AndonはVimのカラースキームです。長時間見つめても目が痛くならず、長期間使い続けても飽きがこないカラースキームがほしいなと思って、いろいろ見ていたのですが、しっくりくるものがなかったので、自分でつくってしまいました。

格好良いカラースキームが世の中にたくさんある中で、どんな配色のカラースキームをつくるのが良いのか。選べる色の数が決まっている中でどんな色を選択し、それぞれの色の意味をどのように定義するのか。ああこれは立派なデザインだなと思いながら、色を探す作業がはじまったのでした。

日本に暮らす人間としては、やはり日本らしいものが落ち着きますね。当時京都に引っ越してきたばかりの興奮も相まって、京都の街中にありそうな色を選んでみました。色の選択後、全体的に彩度を落として落ち着いた色味に。

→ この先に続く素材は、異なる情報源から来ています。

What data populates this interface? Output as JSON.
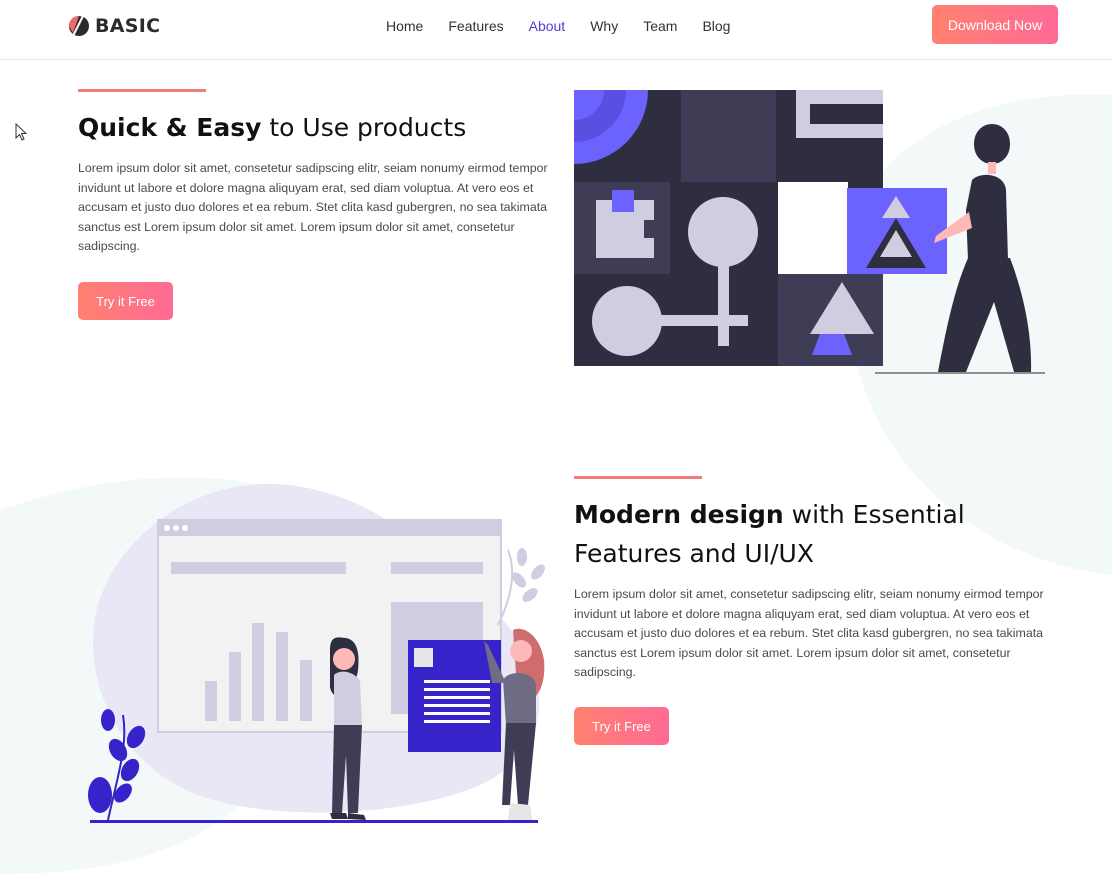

ぱっと見た印象は渋くて目を引かないかもしれないですが、コードを書くという仕事をサポートする色としては、むしろこのくらい遠慮しているほうが良い気がします。自分好みでつくったからというのもあると思いますが、かれこれ3年間、飽きずに毎日使っているので、もしVimmerの方がおられましたら、ぜひ使ってみてください。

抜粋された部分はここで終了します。